El extremo realismo de Mendes y su preciosismo visual se fusiona con la adrenalínica banda sonora compuesta por Thomas Newman para entregar escenas antológicas. Asimismo, la plástica fotografía empelada consigue entregar auténticos lienzos del horror: campos minados, ciudades de devastadas, artillería estallando por los aires, los cazabombarderos surcando el cielo de un territorio que no conoce ni de Dios ni de piedad. Allí se posa la mirada, desde el subjetivo punto de vista británico, inserto en una improbable misión de rescate que se extenderá por toda una jornada, sazonada por episodios dantescos, donde la vida pende de un hilo.

Las vicisitudes que debe atravesar nuestro protagonista nos lleva a reflexionar sobre la fragilidad de la vida humana y el trágico destino sellado para estos jóvenes, abandonados a la suerte de una contienda demencial. Víctimas inocentes aquí y allá. El caos imperante en el frente de combate y las familias destrozadas que aguardan la peor noticia desde sus hogares. Dos jóvenes soldados enarbolan la responsabilidad de un cometido en extremo dificultoso. La misión comienza en un día brumoso, acaso la dificultad climática ensombrece aún más este cuadro fatalista.

El paisaje es atroz: animales sin vida esparcidos a lo largo de un océano de lodo, un cementerio de cuerpos apilados de veteranos que brindaron su vida la causa bélica, más allá cuervos devorando cadáveres y un enjambre de moscas revoloteando el hedor de los restos animales apilados. Hacia el otro lado del batallón, un estremecedor campo de enfermería que atiende a soldados mutilados. Sin quererlo, “1917” se convierte en el mejor film de terror posible. Una realidad que cala en los huesos.

Vale la pena hacer mención a los efectos colaterales. Al finalizar la Primera Guerra Mundial se comenzó a hablar de ‘neurosis de guerra’, un término utilizado para describir el trastorno por estrés postraumático que afectó a muchos soldados cuya patología se trata de una reacción ante la intensidad de los bombardeos y la lucha que produce una impotencia que se traduce en múltiples síntomas físicos y psíquicos de desequilibrio. De esta forma, Mendes inspecciona el alma corrompida de unos hombres al comando de una guerra que perdió el rumbo y no teme asomarse al abismo de lo inhumano y lo sanguinario de la condición enfrentada a la propia finitud.

Un par de escenas antológicas nos llevan a pensar que estamos ante un nuevo clásico del género. Este tándem de pasajes destaca por su belleza poética, extrayendo poesía del más puro horror para brindar un mensaje esperanzador. Una anécdota contada a manera de fábula de un solado a su compañero nos interna en un verde bosque mientras dejan atrás la brumosa ceniza del paisaje que dominaba el deteriorado frente alemán.
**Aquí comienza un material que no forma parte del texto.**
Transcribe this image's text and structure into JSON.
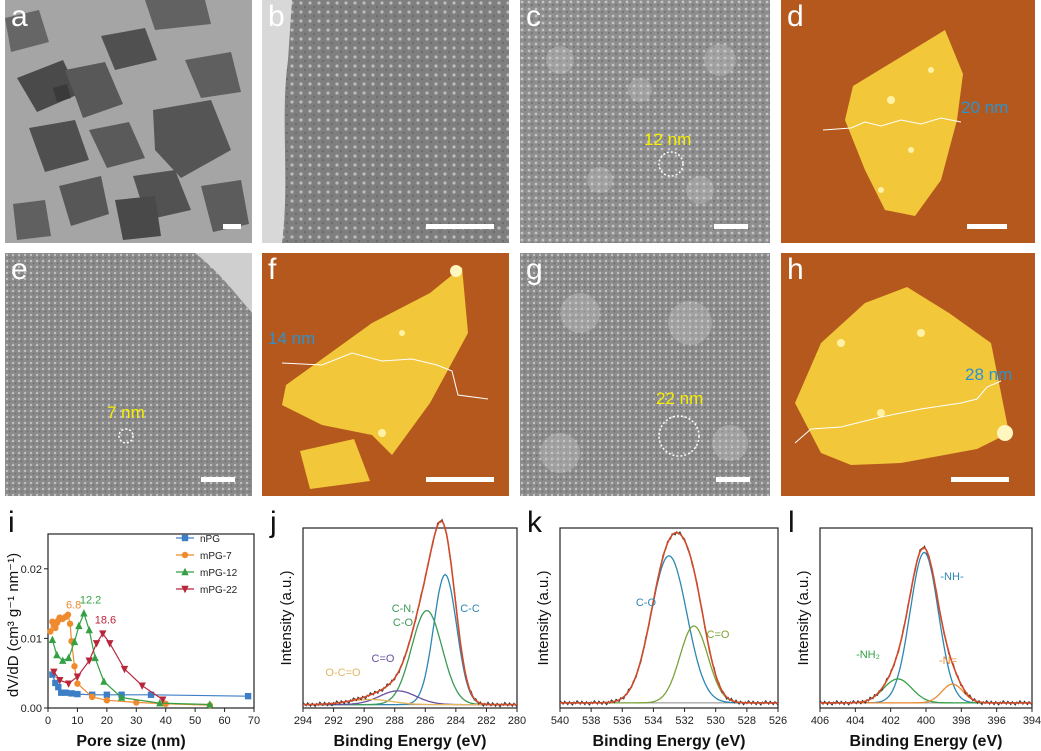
{
  "panels": {
    "a": {
      "letter": "a"
    },
    "b": {
      "letter": "b"
    },
    "c": {
      "letter": "c",
      "annotation": "12 nm"
    },
    "d": {
      "letter": "d",
      "annotation": "20 nm"
    },
    "e": {
      "letter": "e",
      "annotation": "7 nm"
    },
    "f": {
      "letter": "f",
      "annotation": "14 nm"
    },
    "g": {
      "letter": "g",
      "annotation": "22 nm"
    },
    "h": {
      "letter": "h",
      "annotation": "28 nm"
    },
    "i": {
      "letter": "i"
    },
    "j": {
      "letter": "j"
    },
    "k": {
      "letter": "k"
    },
    "l": {
      "letter": "l"
    }
  },
  "colors": {
    "afm_background": "#b5581d",
    "afm_sheet": "#f2c73a",
    "annotation_yellow": "#f6f000",
    "annotation_blue": "#2a93cf"
  },
  "chart_data": [
    {
      "id": "i",
      "type": "line",
      "xlabel": "Pore size (nm)",
      "ylabel": "dV/dD (cm³ g⁻¹ nm⁻¹)",
      "xlim": [
        0,
        70
      ],
      "ylim": [
        0,
        0.025
      ],
      "xticks": [
        "0",
        "10",
        "20",
        "30",
        "40",
        "50",
        "60",
        "70"
      ],
      "yticks": [
        "0.00",
        "0.01",
        "0.02"
      ],
      "legend_position": "top-right",
      "series": [
        {
          "name": "nPG",
          "color": "#3d7fc6",
          "marker": "square",
          "x": [
            1.5,
            2.5,
            3.5,
            4.5,
            6,
            8,
            10,
            15,
            20,
            25,
            35,
            68
          ],
          "y": [
            0.0048,
            0.0036,
            0.003,
            0.0022,
            0.0022,
            0.0021,
            0.002,
            0.0019,
            0.0019,
            0.0019,
            0.0019,
            0.0017
          ]
        },
        {
          "name": "mPG-7",
          "color": "#ef8a2e",
          "marker": "circle",
          "x": [
            0.8,
            1.5,
            2,
            2.5,
            3,
            3.5,
            4,
            5,
            6,
            6.8,
            7.5,
            8,
            9,
            10,
            15,
            20,
            30,
            40,
            55
          ],
          "y": [
            0.011,
            0.0124,
            0.0119,
            0.0115,
            0.0122,
            0.0126,
            0.013,
            0.0128,
            0.0131,
            0.0134,
            0.0121,
            0.0096,
            0.006,
            0.0035,
            0.0016,
            0.0011,
            0.0008,
            0.0006,
            0.0004
          ]
        },
        {
          "name": "mPG-12",
          "color": "#34a043",
          "marker": "triangle-up",
          "x": [
            1.5,
            3,
            5,
            7,
            9,
            10.5,
            12.2,
            14,
            16,
            19,
            25,
            38,
            55
          ],
          "y": [
            0.0098,
            0.0076,
            0.0068,
            0.0072,
            0.0095,
            0.0118,
            0.0136,
            0.0112,
            0.0072,
            0.0038,
            0.0015,
            0.0007,
            0.0005
          ]
        },
        {
          "name": "mPG-22",
          "color": "#b8263a",
          "marker": "triangle-down",
          "x": [
            2,
            4,
            7,
            10,
            14,
            16.5,
            18.6,
            21,
            26,
            32,
            39
          ],
          "y": [
            0.0052,
            0.004,
            0.0035,
            0.0045,
            0.0068,
            0.0093,
            0.0107,
            0.0093,
            0.0056,
            0.0032,
            0.0012
          ]
        }
      ],
      "annotations": [
        {
          "text": "6.8",
          "color": "#ef8a2e"
        },
        {
          "text": "12.2",
          "color": "#34a043"
        },
        {
          "text": "18.6",
          "color": "#b8263a"
        }
      ]
    },
    {
      "id": "j",
      "type": "line",
      "xlabel": "Binding Energy (eV)",
      "ylabel": "Intensity (a.u.)",
      "xlim": [
        294,
        280
      ],
      "xticks": [
        "294",
        "292",
        "290",
        "288",
        "286",
        "284",
        "282",
        "280"
      ],
      "components": [
        {
          "label": "C-C",
          "center": 284.7,
          "height": 0.76,
          "width": 0.75,
          "color": "#2d86b3"
        },
        {
          "label": "C-N,\nC-O",
          "center": 285.9,
          "height": 0.55,
          "width": 1.0,
          "color": "#3c9a57"
        },
        {
          "label": "C=O",
          "center": 287.8,
          "height": 0.08,
          "width": 1.2,
          "color": "#6950a1"
        },
        {
          "label": "O-C=O",
          "center": 289.6,
          "height": 0.03,
          "width": 1.4,
          "color": "#e3b55f"
        }
      ],
      "baseline": 0.02,
      "fit_color": "#d24a2a"
    },
    {
      "id": "k",
      "type": "line",
      "xlabel": "Binding Energy (eV)",
      "ylabel": "Intensity (a.u.)",
      "xlim": [
        540,
        526
      ],
      "xticks": [
        "540",
        "538",
        "536",
        "534",
        "532",
        "530",
        "528",
        "526"
      ],
      "components": [
        {
          "label": "C-O",
          "center": 533.0,
          "height": 0.86,
          "width": 1.15,
          "color": "#2d86b3"
        },
        {
          "label": "C=O",
          "center": 531.4,
          "height": 0.45,
          "width": 0.9,
          "color": "#7ba33a"
        }
      ],
      "baseline": 0.03,
      "fit_color": "#d24a2a"
    },
    {
      "id": "l",
      "type": "line",
      "xlabel": "Binding Energy (eV)",
      "ylabel": "Intensity (a.u.)",
      "xlim": [
        406,
        394
      ],
      "xticks": [
        "406",
        "404",
        "402",
        "400",
        "398",
        "396",
        "394"
      ],
      "components": [
        {
          "label": "-NH-",
          "center": 400.1,
          "height": 0.88,
          "width": 0.8,
          "color": "#2d86b3"
        },
        {
          "label": "-NH₂",
          "center": 401.6,
          "height": 0.14,
          "width": 0.8,
          "color": "#34a043"
        },
        {
          "label": "-N=",
          "center": 398.5,
          "height": 0.11,
          "width": 0.6,
          "color": "#ef8a2e"
        }
      ],
      "baseline": 0.03,
      "fit_color": "#d24a2a"
    }
  ]
}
Luego, una bella metáfora acerca del florecimiento de los árboles de cerezos blancos como alegoría del ciclo de la vida y el poder redentor de la naturaleza que asemeja a la pulsión vital que vence la ceguera de una ambición bélica inútil. Por último, las sabias y turbulentas aguas de un río salvaje depositan al sufrido soldado a las puertas de su tierra prometida.

Espectacular y conmovedor, este film nos lega un desenlace a la altura de lo esperado, con la virtud de conseguir destacar lo pavoroso de un cuadro de situación que configuraría el destino político del mundo a corto plazo, colocando en perspectiva el endeble valor de la vida humana, directamente proporcional a la maldad que propelen los acontecimientos. En este viaje al corazón de las tinieblas, el mal originario habita en el sinsentido del enfrentamiento, sin embargo el mensaje final otorga una luz de esperanza: la solidaridad naciente en los momentos más acuciantes y el valor emotivo que representa el honor por la palabra hacia una promesa cumplida son capaces de vencer a este temido enemigo llamado miedo.

El plano final, mostrando a un añoso y gigante árbol y a un soldado exhausto rendido a sus pies hace que sobren las palabras.